AustriaMO2011

Clearly, we have solutions for any value of $z$, if we also have $x=y=0$. We claim that there are no other solutions.

In order to show this, we first assume that $z$ is even. In this case, the number $7^z{y}^2$ is a perfect square, and therefore $x^4+x^2=x^2(x^2+1)$ must also be a perfect square. The only value of $x$ for which both $x^2$ and $x^2+1$ can be perfect squares is $0$, and we therefore have $x=0$ (and thus also $y=0$) in this case.

Now, assume that $z$ is positive and odd.

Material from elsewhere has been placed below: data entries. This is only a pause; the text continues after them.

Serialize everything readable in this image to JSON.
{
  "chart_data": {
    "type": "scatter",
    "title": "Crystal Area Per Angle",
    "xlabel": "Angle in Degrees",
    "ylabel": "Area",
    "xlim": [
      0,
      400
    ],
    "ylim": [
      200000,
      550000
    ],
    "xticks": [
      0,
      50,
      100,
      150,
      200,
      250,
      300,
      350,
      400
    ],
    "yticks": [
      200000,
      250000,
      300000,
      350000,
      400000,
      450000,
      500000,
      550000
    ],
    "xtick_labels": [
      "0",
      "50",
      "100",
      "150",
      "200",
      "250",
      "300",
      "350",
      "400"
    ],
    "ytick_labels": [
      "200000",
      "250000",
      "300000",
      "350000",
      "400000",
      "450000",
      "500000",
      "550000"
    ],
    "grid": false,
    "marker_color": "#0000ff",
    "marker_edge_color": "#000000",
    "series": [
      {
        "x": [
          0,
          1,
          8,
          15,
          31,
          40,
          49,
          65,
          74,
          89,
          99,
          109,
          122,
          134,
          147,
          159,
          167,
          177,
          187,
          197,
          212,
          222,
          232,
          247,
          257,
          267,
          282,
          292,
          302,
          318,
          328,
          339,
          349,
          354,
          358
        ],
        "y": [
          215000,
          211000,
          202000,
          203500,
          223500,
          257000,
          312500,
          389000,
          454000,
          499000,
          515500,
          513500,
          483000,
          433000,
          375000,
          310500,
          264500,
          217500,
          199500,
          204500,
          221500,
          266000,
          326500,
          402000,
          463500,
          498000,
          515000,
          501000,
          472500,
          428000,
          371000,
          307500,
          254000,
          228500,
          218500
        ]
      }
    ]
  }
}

Let $z=2c+1$. Since $x^2(x^2+1)$ is divisible by $7$ and $x^2+1$ can only be congruent to $1$, $2$, $3$ or $5$ modulo $7$, it follows that $x$ must be divisible by $7$. Let $x=7^{a}u$ and $y=7^{b}v$ with $u$ and $v$ not divisible by $7$. The given equation can now be written as $$7^{2a}{u}^2(7^{2a}{u}^2+1)=7^{2(b+c)+1}{v}^2,$$ which yields a contradiction, since the left-hand side of this expression is exactly divisible by an even number of sevens, while the right-hand side is exactly divisible by an odd number of sevens.

Finally, assume that $z$ is negative and let $z=-w$. In this case the equation can be written in the equivalent form $7^w{x}^2(x^2+1)=y^2$. If $w$ is even, we once again note that both $x^2$ and $x^2+1$ must be perfect squares, and as before this means that $x=y=0$ must follow. If $w$ is odd, we can write $w=2c+1$, and the same argument as before will hold, with $x=7^{a}u$ and $y=7^{b}v$ yielding $7^{2(a+c)+1}{u}^2(7^{2a}{u}^2+1)=7^{2b}{v}^2$ as a contradiction.